Shane Rigon

Personal information
- Full name: Shane Rigon
- Born: 6 January 1977 (age 49) Sydney, New South Wales, Australia

Playing information
- Height: 180 cm (5 ft 11 in)
- Weight: 94 kg (14 st 11 lb)
- Position: Lock, Centre, Hooker
Club
| Years | Team | Pld | T | G | FG | P |
| 1996–00 | Sydney Roosters | 84 | 18 | 0 | 0 | 72 |
| 2001 | Bradford Bulls | 30 | 12 | 0 | 0 | 48 |
| 2002–07 | South Sydney | 99 | 12 | 0 | 0 | 48 |
|  | Total | 213 | 42 | 0 | 0 | 168 |
Representative
| Years | Team | Pld | T | G | FG | P |
| 1997 | NSW City | 1 | 0 | 0 | 0 | 0 |
- Source:

= Shane Rigon =

Australian rugby league footballer

Shane Rigon (born 6 January 1977) is an Australian former professional rugby league footballer who played in the 1990s and 2000s.

==Background==
Rigon was educated at Christian Brothers' High School, Lewisham.

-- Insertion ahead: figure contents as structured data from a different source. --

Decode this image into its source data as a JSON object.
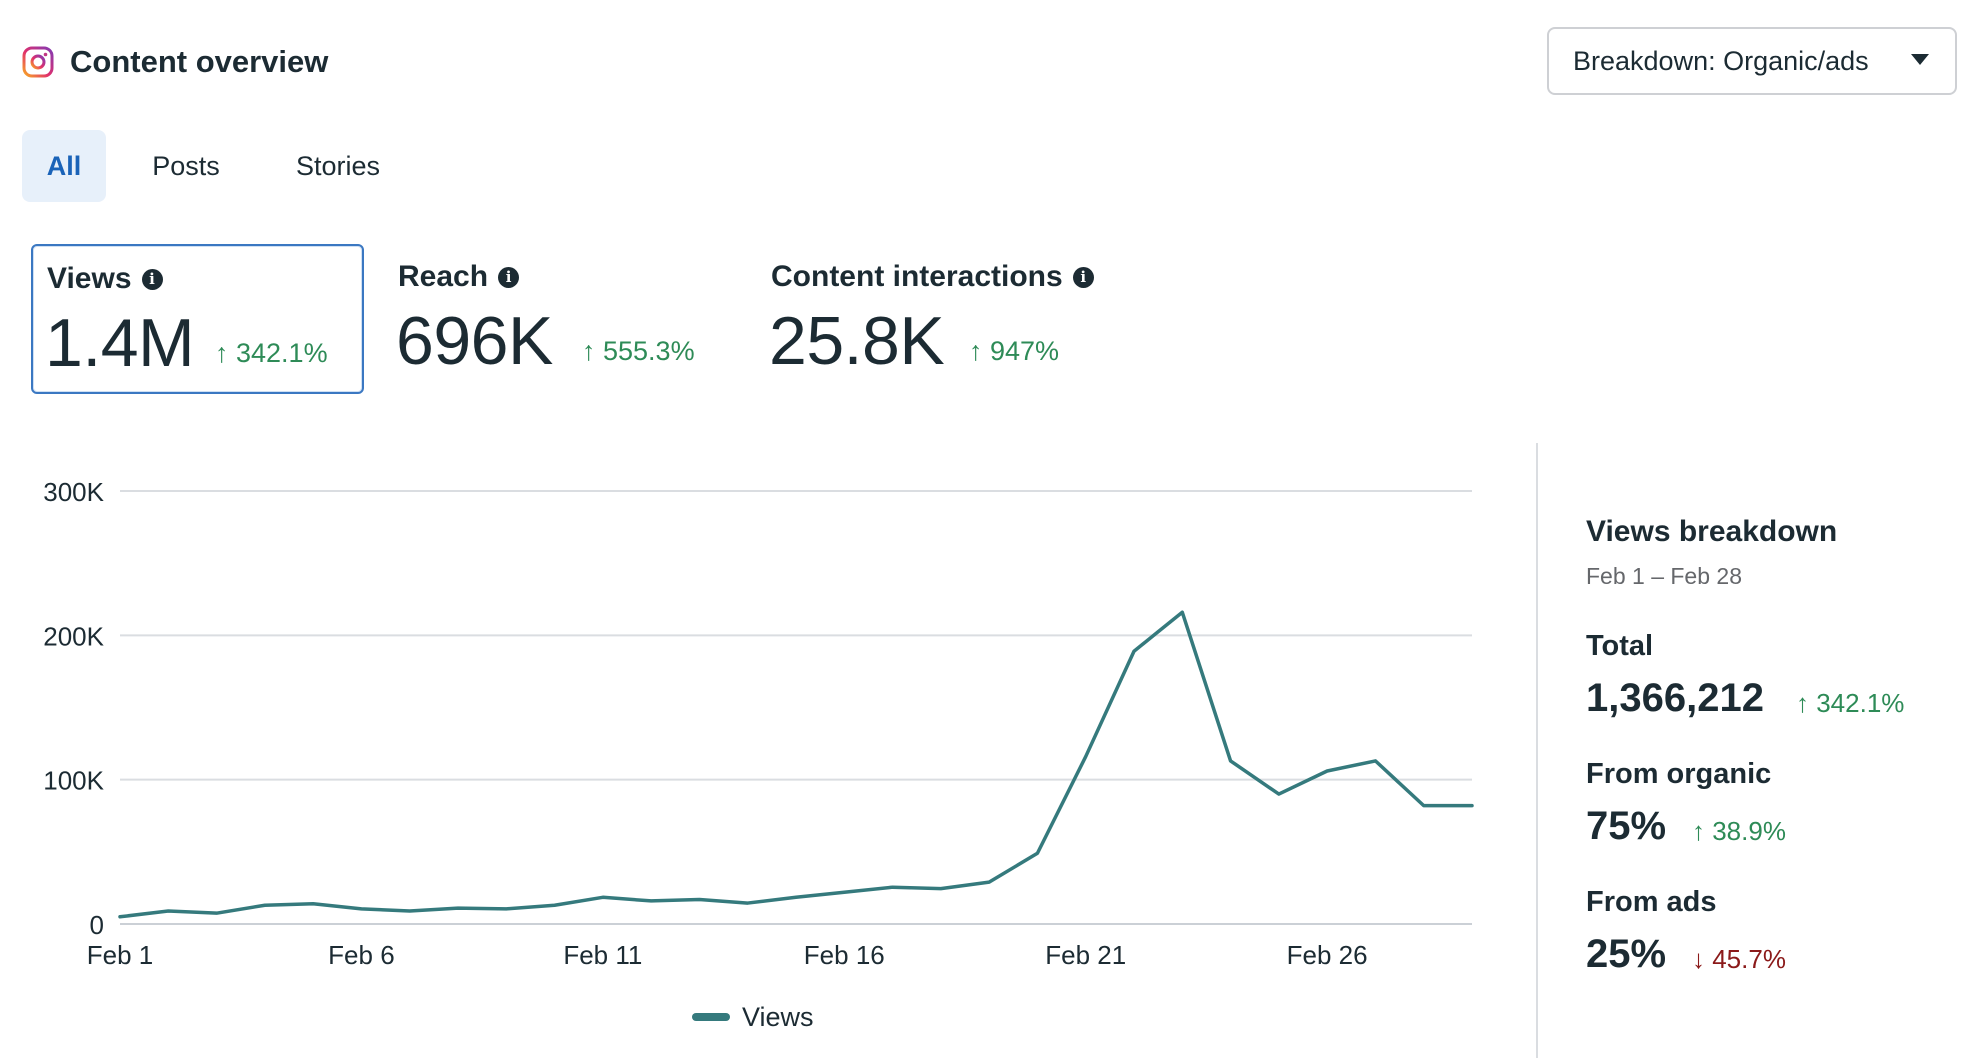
{
  "header": {
    "title": "Content overview",
    "icon": "instagram-icon"
  },
  "breakdown_select": {
    "label": "Breakdown: Organic/ads"
  },
  "tabs": [
    {
      "label": "All",
      "active": true
    },
    {
      "label": "Posts",
      "active": false
    },
    {
      "label": "Stories",
      "active": false
    }
  ],
  "metrics": [
    {
      "label": "Views",
      "value": "1.4M",
      "delta": "↑ 342.1%",
      "selected": true
    },
    {
      "label": "Reach",
      "value": "696K",
      "delta": "↑ 555.3%",
      "selected": false
    },
    {
      "label": "Content interactions",
      "value": "25.8K",
      "delta": "↑ 947%",
      "selected": false
    }
  ],
  "chart_data": {
    "type": "line",
    "title": "",
    "xlabel": "",
    "ylabel": "",
    "ylim": [
      0,
      300000
    ],
    "yticks": [
      0,
      100000,
      200000,
      300000
    ],
    "ytick_labels": [
      "0",
      "100K",
      "200K",
      "300K"
    ],
    "x": [
      1,
      2,
      3,
      4,
      5,
      6,
      7,
      8,
      9,
      10,
      11,
      12,
      13,
      14,
      15,
      16,
      17,
      18,
      19,
      20,
      21,
      22,
      23,
      24,
      25,
      26,
      27,
      28,
      29
    ],
    "xticks": [
      1,
      6,
      11,
      16,
      21,
      26
    ],
    "xtick_labels": [
      "Feb 1",
      "Feb 6",
      "Feb 11",
      "Feb 16",
      "Feb 21",
      "Feb 26"
    ],
    "series": [
      {
        "name": "Views",
        "color": "#357a7d",
        "values": [
          5000,
          9000,
          7500,
          13000,
          14000,
          10500,
          9000,
          11000,
          10500,
          13000,
          18500,
          16000,
          17000,
          14500,
          18500,
          22000,
          25500,
          24500,
          29000,
          49000,
          116000,
          189000,
          216000,
          113000,
          90000,
          106000,
          113000,
          82000,
          82000
        ]
      }
    ],
    "legend": {
      "position": "bottom-center",
      "label": "Views"
    },
    "grid": true
  },
  "views_breakdown": {
    "title": "Views breakdown",
    "date_range": "Feb 1 – Feb 28",
    "total": {
      "label": "Total",
      "value": "1,366,212",
      "delta": "↑ 342.1%",
      "direction": "up"
    },
    "organic": {
      "label": "From organic",
      "value": "75%",
      "delta": "↑ 38.9%",
      "direction": "up"
    },
    "ads": {
      "label": "From ads",
      "value": "25%",
      "delta": "↓ 45.7%",
      "direction": "down"
    }
  }
}
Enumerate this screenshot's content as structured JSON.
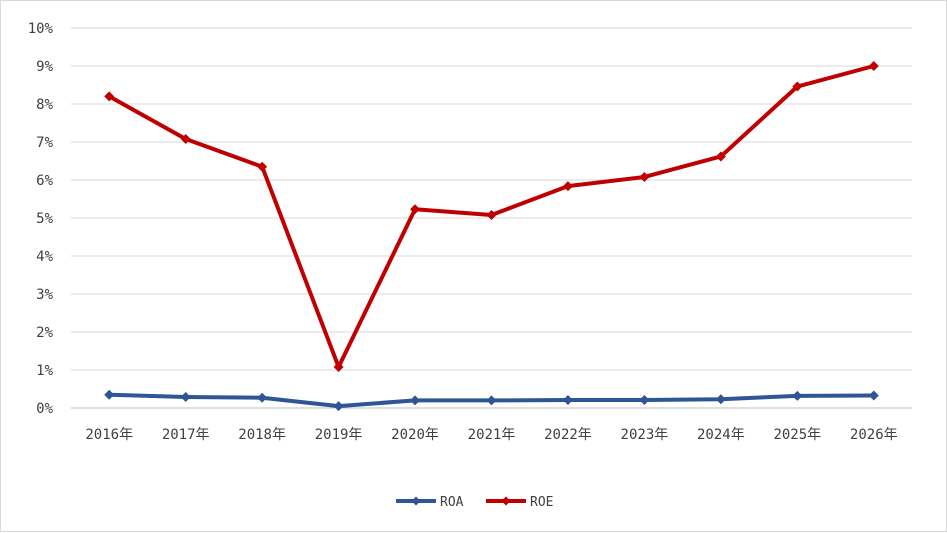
{
  "chart_data": {
    "type": "line",
    "title": "",
    "xlabel": "",
    "ylabel": "",
    "categories": [
      "2016年",
      "2017年",
      "2018年",
      "2019年",
      "2020年",
      "2021年",
      "2022年",
      "2023年",
      "2024年",
      "2025年",
      "2026年"
    ],
    "ylim": [
      0,
      10
    ],
    "yticks": [
      0,
      1,
      2,
      3,
      4,
      5,
      6,
      7,
      8,
      9,
      10
    ],
    "ytick_labels": [
      "0%",
      "1%",
      "2%",
      "3%",
      "4%",
      "5%",
      "6%",
      "7%",
      "8%",
      "9%",
      "10%"
    ],
    "grid": true,
    "legend_position": "bottom",
    "series": [
      {
        "name": "ROA",
        "color": "#2f5597",
        "marker": "diamond",
        "values": [
          0.35,
          0.29,
          0.27,
          0.05,
          0.2,
          0.2,
          0.21,
          0.21,
          0.23,
          0.32,
          0.33
        ]
      },
      {
        "name": "ROE",
        "color": "#c00000",
        "marker": "diamond",
        "values": [
          8.2,
          7.08,
          6.35,
          1.08,
          5.23,
          5.08,
          5.84,
          6.08,
          6.62,
          8.46,
          9.0
        ]
      }
    ]
  }
}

He played junior rugby for Lewisham Christian Brothers and St George Dragons.

==Playing career==
Rigon made his début in the top grade in 1996 for the Roosters against Parramatta. He played for the Roosters from the interchange bench in their 2000 NRL Grand Final loss to the Brisbane Broncos.

In November 2000, Rigon signed for Bradford Bulls in the Super League. Rigon played for Bradford from the interchange bench in their 2001 Super League Grand Final victory against the Wigan Warriors.

Rigon later returned to Australia to continue playing in the NRL for the South Sydney Rabbitohs during a difficult time in the club's history, as they finished last on the table 3 times in 5 years. Rigon's last game in first grade was a 30–6 loss against Manly-Warringah in the 2007 qualifying final.